The Magnetic Field on Neptune

Neptune has a moderate strength magnetic field that is not aligned with its rotational axis. This suggests that Neptune's field is produced in a convective zone closer to the surface of the planet. The two main ingredients for a dynamo-driven magnetic field exist on Neptune:

1. high rotation rate (17 hours)
2. electrically conducting interior - ammonia dissolved in a slushy water mixture should be able to conduct electricity

This means that Neptune is surrounded by a magnetosphere and, faint aurora have been observed on Neptune.

Neptune's Moons and Ring System

Neptune has two major moons; Triton and Nereid and at least a dozen tiny moons. Nereid is small (about 1/10th the size of our moon) and travels in a highly elliptical orbit. Triton is larger (about 80% the size of our moon) but is traveling in a backwards or retrograde orbit!

Figure 18.30 Voyageur 2 image of Triton. (Image courtesy NASA)	Figure 18.31 High resolution Voyageur 2 image of surface of Triton. (Image courtesy NASA)

Figures 18.30, 18.30 show Triton to be a cold, icy world. The close up image in 18.31 however reveals an intricate surface of folds and relatively few craters. This suggests that the moon may have been geologically active in the past million years.
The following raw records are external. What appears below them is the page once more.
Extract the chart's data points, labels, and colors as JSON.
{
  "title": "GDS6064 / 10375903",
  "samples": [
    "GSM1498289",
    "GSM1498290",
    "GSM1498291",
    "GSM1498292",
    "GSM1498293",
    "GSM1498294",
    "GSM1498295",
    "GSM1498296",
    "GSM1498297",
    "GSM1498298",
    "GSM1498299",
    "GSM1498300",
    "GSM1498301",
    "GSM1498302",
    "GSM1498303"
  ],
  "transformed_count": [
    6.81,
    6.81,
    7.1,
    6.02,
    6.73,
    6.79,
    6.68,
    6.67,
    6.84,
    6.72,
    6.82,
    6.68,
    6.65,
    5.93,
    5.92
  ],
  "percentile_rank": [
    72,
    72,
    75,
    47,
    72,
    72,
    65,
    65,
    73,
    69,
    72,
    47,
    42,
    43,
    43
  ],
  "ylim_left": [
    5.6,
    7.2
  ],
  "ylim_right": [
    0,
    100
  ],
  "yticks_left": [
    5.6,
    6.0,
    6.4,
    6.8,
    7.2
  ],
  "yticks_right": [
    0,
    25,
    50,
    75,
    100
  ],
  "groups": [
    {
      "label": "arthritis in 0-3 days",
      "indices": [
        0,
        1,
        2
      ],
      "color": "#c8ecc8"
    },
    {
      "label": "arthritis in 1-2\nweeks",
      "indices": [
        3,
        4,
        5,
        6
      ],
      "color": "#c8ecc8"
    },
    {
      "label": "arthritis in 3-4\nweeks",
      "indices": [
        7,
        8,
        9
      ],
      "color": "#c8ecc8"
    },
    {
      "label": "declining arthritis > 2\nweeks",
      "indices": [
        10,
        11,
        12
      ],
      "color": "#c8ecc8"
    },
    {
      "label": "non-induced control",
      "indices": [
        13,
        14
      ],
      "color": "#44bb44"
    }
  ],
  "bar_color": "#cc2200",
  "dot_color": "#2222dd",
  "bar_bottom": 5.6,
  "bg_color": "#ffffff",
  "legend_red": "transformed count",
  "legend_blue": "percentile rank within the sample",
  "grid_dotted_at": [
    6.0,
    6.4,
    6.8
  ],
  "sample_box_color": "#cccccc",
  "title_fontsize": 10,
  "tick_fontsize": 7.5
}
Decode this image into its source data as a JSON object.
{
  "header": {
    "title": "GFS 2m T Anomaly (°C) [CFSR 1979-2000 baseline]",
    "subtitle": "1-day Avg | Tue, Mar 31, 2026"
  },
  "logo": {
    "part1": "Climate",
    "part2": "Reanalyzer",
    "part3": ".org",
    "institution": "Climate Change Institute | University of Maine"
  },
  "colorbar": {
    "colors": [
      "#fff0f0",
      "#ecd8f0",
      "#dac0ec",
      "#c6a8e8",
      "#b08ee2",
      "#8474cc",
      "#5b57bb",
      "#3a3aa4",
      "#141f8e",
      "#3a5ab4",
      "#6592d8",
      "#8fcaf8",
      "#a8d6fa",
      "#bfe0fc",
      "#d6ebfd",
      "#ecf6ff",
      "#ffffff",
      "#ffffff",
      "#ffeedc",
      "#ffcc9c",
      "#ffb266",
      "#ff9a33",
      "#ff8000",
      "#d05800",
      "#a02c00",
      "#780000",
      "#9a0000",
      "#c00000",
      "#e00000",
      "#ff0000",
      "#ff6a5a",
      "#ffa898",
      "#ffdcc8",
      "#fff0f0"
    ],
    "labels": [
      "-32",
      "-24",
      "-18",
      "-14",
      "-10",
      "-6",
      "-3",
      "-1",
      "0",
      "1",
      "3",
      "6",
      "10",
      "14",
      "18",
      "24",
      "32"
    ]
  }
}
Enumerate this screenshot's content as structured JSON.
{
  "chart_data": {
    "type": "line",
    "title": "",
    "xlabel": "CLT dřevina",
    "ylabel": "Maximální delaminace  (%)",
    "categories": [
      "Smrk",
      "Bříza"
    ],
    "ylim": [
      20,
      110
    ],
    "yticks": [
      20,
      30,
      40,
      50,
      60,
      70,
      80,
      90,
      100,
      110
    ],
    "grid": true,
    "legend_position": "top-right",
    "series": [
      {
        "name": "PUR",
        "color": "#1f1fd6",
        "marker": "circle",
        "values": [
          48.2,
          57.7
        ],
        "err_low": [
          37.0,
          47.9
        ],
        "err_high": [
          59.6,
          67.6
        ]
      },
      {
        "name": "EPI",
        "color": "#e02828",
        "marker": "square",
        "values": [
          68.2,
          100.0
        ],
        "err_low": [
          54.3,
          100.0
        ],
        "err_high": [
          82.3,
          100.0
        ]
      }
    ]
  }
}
Craters would have been filled in by flooding from liquid water coming from beneath the crust. It is possible that "water volcanoes" perhaps driven by the heat produced by radioactive decay of elements in the core of the moon could still be providing enough heat to support volcanic activity. At a temperature of 37K (-236 C) Triton is cold with a very thin nitrogen and methane atmosphere.

The backward orbital motion of Triton suggests that it and Neptune may have encountered a violent collision early in the formation of the planetary system.

Neptune also supports a thin ring system very similar to Uranus' rings. One distinguishing feature of Neptune's rings however, is the effect that the small moon Galatea has on the outer rings. Galatea travels on a highly elliptical orbit and this causes clumps to form which look like gaps or breaks in the outer ring.
	Figure 18.32 Voyageur 2 image of the Neptunian ring system. (Image courtesy NASA)

Example 18.10 Why do astronomers think that planetary rings formed after their parent planets and are likely still "forming"?

Solution: The rings around the Jovian planets are made up of ices. These would not have been able to condense around the proto planets because the environment would have been too hot. After the planets and their moons formed, collision with the moons would produce a steady supply of small, cold ice particles. It is also possible that entire moons could be shredded as they crossed the Roche limits for the planets. Since impacts still occur in the soar system it is reasonable to conclude that rings are still forming.

Practice

1. Why do astronomers suspect that Neptune has an internal source of heat?
2. Why are both Uranus and Neptune blue-green in colour with Neptune being a deeper blue?
3. What evidence from the moons Nereid and Triton suggest that Neptune and its moons underwent a violent interaction in the distant past?
4. Why do the moons of the outer planets tend to have atmospheres even though some of them are smaller than our own moon? What are the conditions that must hold for an atmosphere to exist around a body?